The essay also seems to adopt what Richard Hofstadter has called the “paranoid style”. Now, I’m not big on conspiracy theory or religion, which share some traits. Still, the temptation to adopt conspiracy theory is a basic human impulse, and in this vein, one could do worse than to read what Raymond has to say. You don’t have to agree with his conclusions, but what he states should be interesting, and a thought-provoking examination of the source of your beliefs.

[Cross-posted at Between Worlds]

6 thoughts on “Ideological Warfare”

  1. Excellent piece. I don’t think it is pretentious. He drops names because he is actually quoting people and understands what they were saying.

    Conspiracy theories are usually wrong in a free and open society like the United States. They are sometimes true in a very clubby place like England, where people have all kinds of loyalties and the ability to keep a secret. They are sometimes true in France, where the Enarques are a tight-knit group that look out for each other. And as to Soviet communism, it was expressly and precisely a decade-spanning conspiracy. You don’t need to imagine anything. The Soviets worked hard to try to destroy the United States by all “asymmetric” means, since direct military confrontation was too risky or costly. Ugly public sculpture? Who knows, maybe the Russians promoted it. It would not surprise me. The nuclear freeze movement, the European anti-nuclear protests in the early 80s, both were financed in part by the KGB. Why is anyone scandalized by this. The Cold War was a conflict that was in earnest and the Soviets wanted to win and Lenin himself said that useful idiots, infantile leftists, should be used and exploited to the maximum extent possible to subvert capitalist society. It would be stupid to think the Soviets were NOT doing these things.

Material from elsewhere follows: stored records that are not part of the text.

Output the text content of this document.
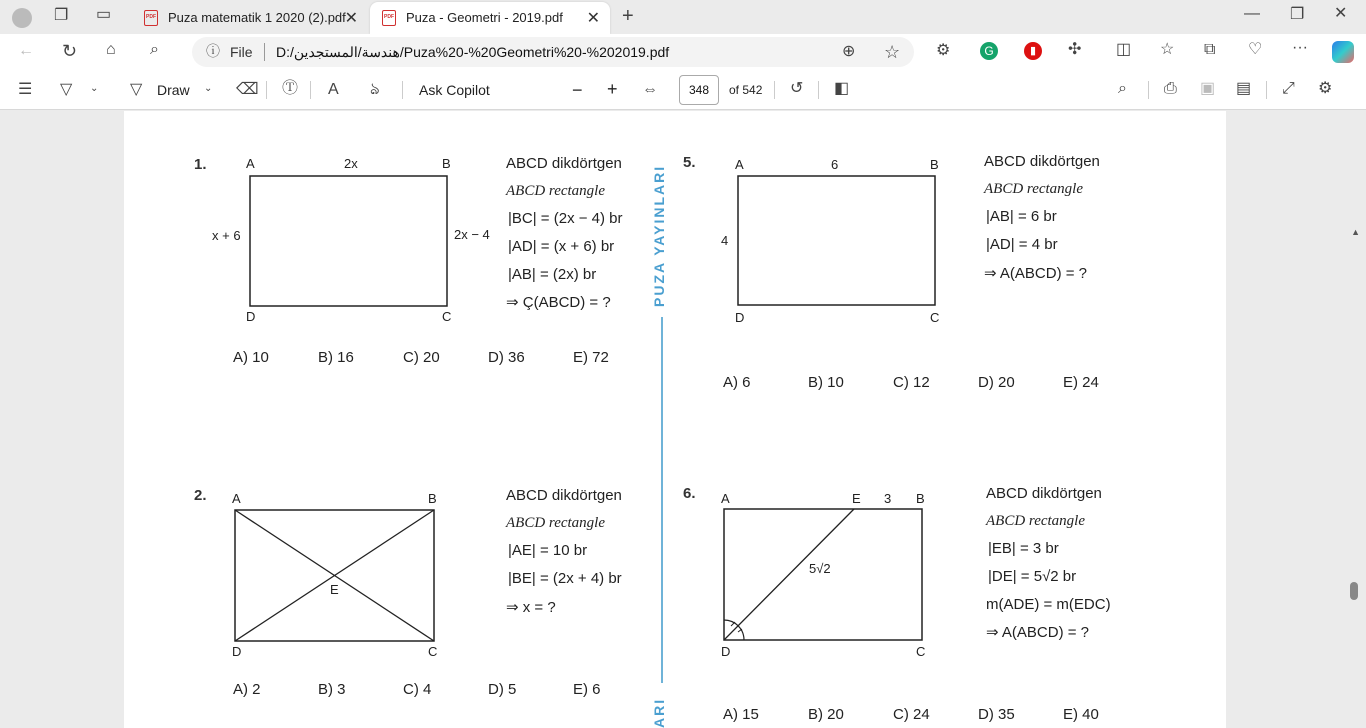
❐ ▭	PDF Puza matematik 1 2020 (2).pdf
✕	PDF Puza - Geometri - 2019.pdf ✕ +	— ❐ ✕
← ↻ ⌂ ⌕	ⓘ File D:/هندسة/المستجدين/Puza%20-%20Geometri%20-%202019.pdf	⊕ ☆ ⚙	G	▮	✣ ◫ ☆ ⧉ ♡ ···
☰ ▽ ⌄ ▽ Draw ⌄ ⌫ Ⓣ A ঌ	Ask Copilot	− + ⇔	348	of 542 ↺ ◧	⌕ ⎙ ▣ ▤ ⤢ ⚙
PUZA YAYINLARI
ARI
1.	A	B
C
D
2x
x + 6	2x − 4
ABCD dikdörtgen
ABCD rectangle
|BC| = (2x − 4) br
|AD| = (x + 6) br
|AB| = (2x) br
⇒ Ç(ABCD) = ?
A) 10	B) 16	C) 20	D) 36	E) 72
2. A	B
C
D
E
ABCD dikdörtgen
ABCD rectangle
|AE| = 10 br
|BE| = (2x + 4) br
⇒ x = ?
A) 2	B) 3	C) 4	D) 5	E) 6
5.	A	B
C
D
6
4
ABCD dikdörtgen
ABCD rectangle
|AB| = 6 br
|AD| = 4 br
⇒ A(ABCD) = ?
A) 6	B) 10	C) 12	D) 20	E) 24
6. A	E 3 B
C
D
5√2
ABCD dikdörtgen
ABCD rectangle
|EB| = 3 br
|DE| = 5√2 br
m(ADE) = m(EDC)
⇒ A(ABCD) = ?
A) 15	B) 20	C) 24	D) 35	E) 40
▲
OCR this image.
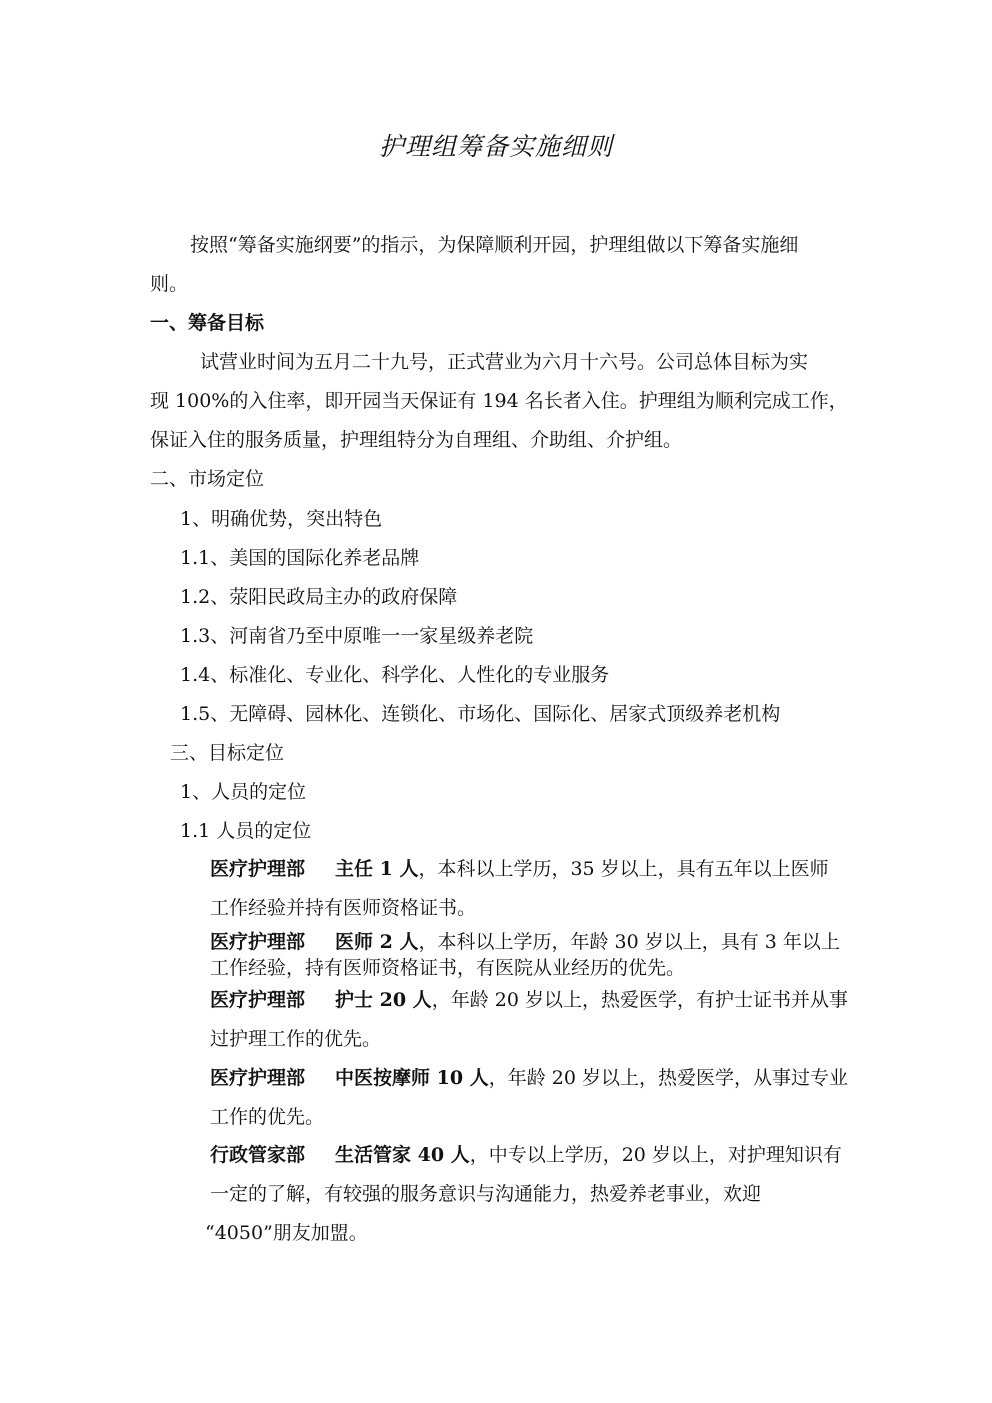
护理组筹备实施细则
按照“筹备实施纲要”的指示，为保障顺利开园，护理组做以下筹备实施细
则。
一、筹备目标
试营业时间为五月二十九号，正式营业为六月十六号。公司总体目标为实
现 100%的入住率，即开园当天保证有 194 名长者入住。护理组为顺利完成工作，
保证入住的服务质量，护理组特分为自理组、介助组、介护组。
二、市场定位
1、明确优势，突出特色
1.1、美国的国际化养老品牌
1.2、荥阳民政局主办的政府保障
1.3、河南省乃至中原唯一一家星级养老院
1.4、标准化、专业化、科学化、人性化的专业服务
1.5、无障碍、园林化、连锁化、市场化、国际化、居家式顶级养老机构
三、目标定位
1、人员的定位
1.1 人员的定位
医疗护理部 主任 1 人，本科以上学历，35 岁以上，具有五年以上医师
工作经验并持有医师资格证书。
医疗护理部 医师 2 人，本科以上学历，年龄 30 岁以上，具有 3 年以上
工作经验，持有医师资格证书，有医院从业经历的优先。
医疗护理部 护士 20 人，年龄 20 岁以上，热爱医学，有护士证书并从事
过护理工作的优先。
医疗护理部 中医按摩师 10 人，年龄 20 岁以上，热爱医学，从事过专业
工作的优先。
行政管家部 生活管家 40 人，中专以上学历，20 岁以上，对护理知识有
一定的了解，有较强的服务意识与沟通能力，热爱养老事业，欢迎
“4050”朋友加盟。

    The full truth about the Soviet Union has come more and more to light in recent years. Most people who are influential in our society are still in denial about what these facts say about some of their most precious beliefs.

    I like this writer’s use of the word suicidalism is certainly derived from James Burnham’s book Suicide of the West, which is over forty years old and is more timely than ever.

    His statement that the ideological damage we suffered during the Cold War has damaged our ability to deal with the current threat is right on the money.

    Excellent post. Thanks for sharing.

  2. Why then is it that our political discourse sometimes still sounds like Marx vs. Gladstone?

    Because all political disagreements in the last two hundreds years have broken down across two philosophical divides which Thomas
    Sowell labeled the constrained and unconstrained visions. Others have called it the tragic vs the utopian visions.

    I think one thing that people forget in looking at the Cold War is that communism in Russia, China and other lesser developed areas was in fact a side effect of the internal conflict within western developed nations. Communism was kind of Frankenstein monster that escaped the coffee shops and universities of the industrial west and spread into pre-industrial societies world wide. It was the bastard child of free-world Leftist to begin with so it should come as no surprise that they in turn were such profound enablers of it.

  3. Every enemy we are facing at this moment, are old sattelites of the USSR. The USSR used muslim nations against the west, and the US used oppossing muslim factions against the soviet ally for the purposes of a conventional war by proxy.

    This is STILL the cold war, and fact is, it sitll is until we turn russia into a rational nation.

  4. Bruce:
    They share one trait – both are/were control freaks. Neither are interested in the messiness of “toward a more perfect union”; both feel that if only their rules/laws were enforced, a perfect union would result. Which leads us to a second trait, both begin with this vision & expect human nature to mold itself to reach perfection.